I wanted to highlight the gathered belt on the bodice, so I used a sequin sample that has been in my stash for ages as a contrast. I didn’t have enough of the sample to cut it on the fold, so I ended up making a seam down the center front of it.  I underlined the sequin fabric since it has a mesh backing and I didn’t want my center front seam to be visible.  The seam also gave me an opportunity to stitch down my gathers in the front.  

Also, can we just take a minute to talk about the fabric I used?  The fabric is a rayon jersey knit with a navy and white sea life print.  This print!  I love it!  It has sea horses, shrimp, starfish, shells, and kelp!  I picked up 3 yards earlier this month at Jo-Ann’s for $19.47 and I used all 3 yards for this dress.  I also used 3/4 of a yard of an off white mystery knit that I got back in 2013 from a Fabric Mart mystery bundle.

That off white mystery knit was used for the bodice lining.  That is the great thing about the BSD patterns, all the bodices have linings to eliminate topstitching.  The lining also helps give a bit more stability to the bodice when using a 4-way stretch fabric like rayon jersey.

This pattern calls for using clear elastic at the waist to help support the weight of the skirt.  Instead of the clear elastic, I used white foldover elastic.  The sequin fabric I picked could not be run through my serger without breaking several needles.
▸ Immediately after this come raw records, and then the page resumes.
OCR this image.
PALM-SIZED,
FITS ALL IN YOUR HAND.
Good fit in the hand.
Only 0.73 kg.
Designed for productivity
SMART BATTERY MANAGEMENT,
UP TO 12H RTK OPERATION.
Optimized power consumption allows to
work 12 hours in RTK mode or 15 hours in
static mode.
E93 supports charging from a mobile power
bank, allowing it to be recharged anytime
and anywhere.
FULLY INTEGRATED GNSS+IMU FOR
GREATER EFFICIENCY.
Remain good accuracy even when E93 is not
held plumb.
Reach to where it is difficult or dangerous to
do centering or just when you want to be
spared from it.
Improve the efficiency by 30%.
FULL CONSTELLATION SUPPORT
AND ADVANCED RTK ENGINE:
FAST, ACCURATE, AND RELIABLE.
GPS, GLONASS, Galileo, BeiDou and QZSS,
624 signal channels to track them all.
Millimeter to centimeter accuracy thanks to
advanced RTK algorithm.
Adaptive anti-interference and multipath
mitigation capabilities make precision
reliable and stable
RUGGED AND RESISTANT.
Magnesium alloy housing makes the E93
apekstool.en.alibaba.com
In fact just slowly straight stitching the gathers down I broke 2 needles.  I chose to encase the bottom edge of the waistband in elastic with a  zig zag stitch the finish it off.

Overall, I am pretty pleased with how this dress turned out.  I do enjoy the drapey quality of rayon jersey and the full gathered skirt of the Amelia really shows that off.  As for the pattern, just like the BSD Sahara, the fit is perfect.  The only alteration I had to make was shortening the length of the skirt by 4″.  Which was not a bad alteration since the pattern pieces have a lengthen/shorten line for a quick and easy process.

 

**I am an affiliate for Bella Sunshine Designs and do receive a small commission for each pattern purchased through the link in this post.  With that being said, I would not be an affiliate if I did not truly believe in the company behind the pattern.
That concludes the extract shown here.